Ancient Systems Thinkers, 2550 Years and Counting

At least since 570-550 BCE, twenty years that saw the birth of PythagorasSiddhārtha Gautama, Lao-Tsu, and Kong Qiu, there have been many great observers of humanity, who have named a reality that has had a major influence on society for hundreds to thousands of years.  These philosophers were all great systems thinkers, asking the big questions of human existence and developing whole systems to understand, live by, and live within these pictures of reality.

At least 2,550 years of philosophers, right up to today, have seen whole systems that describe:

  1. the basic stocks of life, those essential elements human life depends on — here they have developed the economic question of how much resource there is and how to get more of it
  2. the inflows and outflows of these basic stocks, influencing whether there is enough or not, over time — here they have developed the political question of who decides and enforces who has access to the stocks and the surplus of these stocks
  3. the information flows influencing the decisions made in the inflows and outflows, determining what criteria are used to decide — here they have developed the cultural question of what values are used to decide, and what symbols are used to represent those values and who are the identity holders for a group
  4. the relationships amongst the information flows, inflows and outflows, and basic stocks — here they have developed the social question of how we interact, the principles, standards, and rules of the game

In designing these whole systems, with stocks, flows, information, and connections amongst them all, these philosophers, dating back at least 2,550 years have been master systems thinkers.  Systems thinking is not new, but it is complex, and the few people who have had disproportionately huge influences on how the rest of us live our lives, embraced this complexity and designed whole systems that addressed all four questions at the same time.  Pythagoras influenced western thought through Socrates, Plato, and Aristotle. Siddhārtha Gautama created Buddhism. Loa-Tsu delineated Taoism.  Kong Qiu described Confucianism.  A pretty impactful twenty-year period, in the beginning of at least 2,550 years of systems thinking.  It is our turn to take the next step, to take on the design of the whole like they did so many years ago.

Our Experience of Light, as Seen 2,500 Years Ago — Recommended Reading

Lawlor, Robert. 1994. “Pythagorean Number as Form, Color, and Light,” in Homage to Pythagoras: Rediscovering Sacred Science, Christopher Bamford, ed., Hudson, NY: Lindisfarne Books.

In this chapter, Robert Lawlor explores the early observations on light of the great Greek philosopher Pythagoras, who lived 570 – c. 495 BC.  Pythagoras, famous today for the Pythagorean Theorem, was a very influential philosopher and mathematician.  This is a fascinating journey through thinking that influenced the last 2,500 years of western thought about what light is.
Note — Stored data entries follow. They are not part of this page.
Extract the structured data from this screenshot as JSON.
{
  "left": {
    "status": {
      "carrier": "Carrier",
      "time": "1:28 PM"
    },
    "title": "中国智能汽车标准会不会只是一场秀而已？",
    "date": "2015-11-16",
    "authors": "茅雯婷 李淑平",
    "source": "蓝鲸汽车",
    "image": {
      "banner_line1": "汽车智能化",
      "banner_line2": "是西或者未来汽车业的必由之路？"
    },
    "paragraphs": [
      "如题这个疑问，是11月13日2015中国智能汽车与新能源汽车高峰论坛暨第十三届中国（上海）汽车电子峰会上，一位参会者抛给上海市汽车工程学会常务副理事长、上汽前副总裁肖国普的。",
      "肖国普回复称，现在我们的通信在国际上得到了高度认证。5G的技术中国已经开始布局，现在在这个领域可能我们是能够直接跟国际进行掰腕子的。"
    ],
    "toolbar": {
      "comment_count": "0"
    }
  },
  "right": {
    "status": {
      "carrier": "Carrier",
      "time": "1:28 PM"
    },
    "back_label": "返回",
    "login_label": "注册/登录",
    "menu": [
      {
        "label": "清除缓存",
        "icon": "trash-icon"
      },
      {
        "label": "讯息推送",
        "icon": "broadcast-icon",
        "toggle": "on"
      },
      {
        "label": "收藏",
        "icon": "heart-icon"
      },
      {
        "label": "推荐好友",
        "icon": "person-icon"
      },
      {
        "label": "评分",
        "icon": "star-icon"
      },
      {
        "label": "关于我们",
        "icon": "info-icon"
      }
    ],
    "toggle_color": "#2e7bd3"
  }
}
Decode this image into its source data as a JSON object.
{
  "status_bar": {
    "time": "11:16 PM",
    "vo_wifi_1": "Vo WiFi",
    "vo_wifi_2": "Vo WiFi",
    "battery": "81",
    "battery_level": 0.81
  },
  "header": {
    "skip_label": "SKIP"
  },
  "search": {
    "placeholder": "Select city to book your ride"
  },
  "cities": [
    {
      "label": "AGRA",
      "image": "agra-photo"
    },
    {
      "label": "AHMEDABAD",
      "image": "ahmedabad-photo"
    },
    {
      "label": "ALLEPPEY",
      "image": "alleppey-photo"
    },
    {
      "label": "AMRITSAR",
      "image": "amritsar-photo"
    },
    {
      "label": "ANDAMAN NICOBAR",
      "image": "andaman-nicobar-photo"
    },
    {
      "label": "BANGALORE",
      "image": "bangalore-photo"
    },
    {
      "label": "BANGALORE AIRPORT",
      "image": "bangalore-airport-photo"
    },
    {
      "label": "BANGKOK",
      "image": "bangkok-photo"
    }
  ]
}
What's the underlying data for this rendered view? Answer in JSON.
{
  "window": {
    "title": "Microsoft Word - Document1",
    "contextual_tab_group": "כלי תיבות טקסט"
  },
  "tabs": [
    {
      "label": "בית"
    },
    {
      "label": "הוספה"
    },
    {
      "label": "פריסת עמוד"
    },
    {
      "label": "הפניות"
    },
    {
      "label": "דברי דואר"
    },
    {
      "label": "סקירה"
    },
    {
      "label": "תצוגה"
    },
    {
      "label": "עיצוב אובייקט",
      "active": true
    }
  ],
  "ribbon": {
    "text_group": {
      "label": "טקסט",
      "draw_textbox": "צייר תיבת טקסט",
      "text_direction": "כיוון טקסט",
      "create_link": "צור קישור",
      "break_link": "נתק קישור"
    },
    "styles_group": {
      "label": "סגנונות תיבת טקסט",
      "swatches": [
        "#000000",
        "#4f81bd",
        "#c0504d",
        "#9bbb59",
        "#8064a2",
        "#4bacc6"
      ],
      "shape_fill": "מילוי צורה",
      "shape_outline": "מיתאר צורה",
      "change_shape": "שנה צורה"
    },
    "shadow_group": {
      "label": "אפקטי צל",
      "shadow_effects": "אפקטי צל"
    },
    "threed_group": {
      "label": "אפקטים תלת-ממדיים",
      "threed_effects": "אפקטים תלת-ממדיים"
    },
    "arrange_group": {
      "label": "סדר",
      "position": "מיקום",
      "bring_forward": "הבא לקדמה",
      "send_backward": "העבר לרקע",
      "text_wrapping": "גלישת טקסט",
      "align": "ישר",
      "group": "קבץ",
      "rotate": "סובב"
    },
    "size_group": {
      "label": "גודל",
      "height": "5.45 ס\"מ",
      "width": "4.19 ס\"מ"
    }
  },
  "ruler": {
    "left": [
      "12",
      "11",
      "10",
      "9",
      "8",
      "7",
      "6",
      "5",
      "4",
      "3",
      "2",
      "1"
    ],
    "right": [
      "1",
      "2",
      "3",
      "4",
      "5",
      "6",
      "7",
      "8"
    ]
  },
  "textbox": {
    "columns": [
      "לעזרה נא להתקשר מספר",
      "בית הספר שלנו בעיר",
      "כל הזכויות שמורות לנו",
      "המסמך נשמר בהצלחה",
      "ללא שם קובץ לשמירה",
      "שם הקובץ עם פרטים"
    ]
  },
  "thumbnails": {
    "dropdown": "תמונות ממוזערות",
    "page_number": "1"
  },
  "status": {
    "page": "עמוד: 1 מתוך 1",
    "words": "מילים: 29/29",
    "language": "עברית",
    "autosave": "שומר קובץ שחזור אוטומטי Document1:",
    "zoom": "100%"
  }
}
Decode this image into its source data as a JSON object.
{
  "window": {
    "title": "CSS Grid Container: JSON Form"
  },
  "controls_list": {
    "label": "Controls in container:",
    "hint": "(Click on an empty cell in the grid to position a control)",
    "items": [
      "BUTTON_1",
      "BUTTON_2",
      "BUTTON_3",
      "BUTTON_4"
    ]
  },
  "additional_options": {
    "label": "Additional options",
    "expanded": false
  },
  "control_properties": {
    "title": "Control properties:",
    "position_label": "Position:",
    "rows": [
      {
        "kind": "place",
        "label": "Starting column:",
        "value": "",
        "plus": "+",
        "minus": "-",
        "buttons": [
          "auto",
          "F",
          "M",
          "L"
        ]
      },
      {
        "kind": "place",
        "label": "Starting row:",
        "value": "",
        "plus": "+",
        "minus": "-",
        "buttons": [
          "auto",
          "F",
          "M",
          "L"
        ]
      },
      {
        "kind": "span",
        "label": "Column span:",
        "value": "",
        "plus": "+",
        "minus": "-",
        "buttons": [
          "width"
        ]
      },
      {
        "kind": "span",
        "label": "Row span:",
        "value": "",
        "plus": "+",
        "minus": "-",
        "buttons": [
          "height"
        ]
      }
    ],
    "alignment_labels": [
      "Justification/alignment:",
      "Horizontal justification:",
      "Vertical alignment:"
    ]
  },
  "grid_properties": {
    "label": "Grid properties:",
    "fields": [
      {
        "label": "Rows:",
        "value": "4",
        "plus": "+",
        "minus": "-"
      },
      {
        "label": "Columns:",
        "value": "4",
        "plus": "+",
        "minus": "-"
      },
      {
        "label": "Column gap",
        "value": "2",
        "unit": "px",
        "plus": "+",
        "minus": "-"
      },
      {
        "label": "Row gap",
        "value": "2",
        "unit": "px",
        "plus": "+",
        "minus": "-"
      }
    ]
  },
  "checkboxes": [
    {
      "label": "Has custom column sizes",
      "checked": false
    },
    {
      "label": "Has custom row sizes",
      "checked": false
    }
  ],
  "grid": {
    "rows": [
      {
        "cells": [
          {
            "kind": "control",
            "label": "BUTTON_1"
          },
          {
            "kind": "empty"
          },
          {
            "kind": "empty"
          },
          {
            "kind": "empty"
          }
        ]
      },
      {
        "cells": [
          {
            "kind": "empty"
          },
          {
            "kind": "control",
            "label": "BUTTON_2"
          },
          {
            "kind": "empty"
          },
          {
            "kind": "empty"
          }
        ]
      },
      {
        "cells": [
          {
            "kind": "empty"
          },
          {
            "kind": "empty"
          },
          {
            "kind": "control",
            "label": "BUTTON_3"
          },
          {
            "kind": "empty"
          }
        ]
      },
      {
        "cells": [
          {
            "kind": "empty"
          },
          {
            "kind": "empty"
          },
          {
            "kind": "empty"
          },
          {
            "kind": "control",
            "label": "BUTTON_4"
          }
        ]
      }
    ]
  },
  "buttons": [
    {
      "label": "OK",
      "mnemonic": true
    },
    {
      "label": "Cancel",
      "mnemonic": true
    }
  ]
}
“The Pythagorean symbolists assumed what may seem an obvious cosmological ground for their numerical procedures: that God has manifested himself in this universe as light…Certainly spiritual texts from many cultures abound with the association between light and the universal creator.  But Pythagoreanism, like its Egyptian sources, is an instance in which this association may be taken not only as an inspired metaphor, but also as a protocol-scientific analogy.  Leibnitz beautifully restated this Pythagorean time, saying, ‘The exquisitely orderly behavior of light indicates the underlying radical patterned order of reality'” (p187).

Light and other forms of radiation can only be absorbed if they carry precisely the right amount of energy to promote an atom from one rung to a higher rung.  As the atom falls back to its fundamental state the absorbed radiation must be removed, carrying away the difference between the two levels.  This released energy appears as a photon or a quantum of light having a particular wave-length determined by the energy difference in the rise and fall within the structure of the atom…[This] occurs according to a very precise rhythmic scale.  Every atom possesses a preset harmonic energy scale, ‘a musical organization’: an in-formed vibratory gradation” (p201).

Substance and light are of the same electromagnetic energy; they are fields of force whose movement/form is detectable as wave phenomenon.  Substance varies from radiated light in that it has been organized into relatively stable geometric vortices by the three primary principles of organization, the protonic, the neutronic and the electronic: the movement towards centrality, centrality and the movement away from centrality.  The varying proportions of these three powers determine the geometry of the substance” (p203).

All light is invisible until it has encountered a substance.  All substances to some varying degree absorb and re-emit light.  This interaction is color, and it is the signature of the inner form of the substance” (p203).

“The logic of Pythagoras is the logic of light and vibration.  It is inclusive of the concept of an octave contained within an octave; but it also understands that the essential form-nature of an octave (the consonance of its proportions) is connected to all other octaves through resonance” (p204).  “For the Pythagorean, this universe is a universe of perception.  Perception is the transformation of light into forms of itself.  And light is consciousness imaging itself” (p 205).

The development of a perspective that still penetrates much of our current understanding of the experience of light.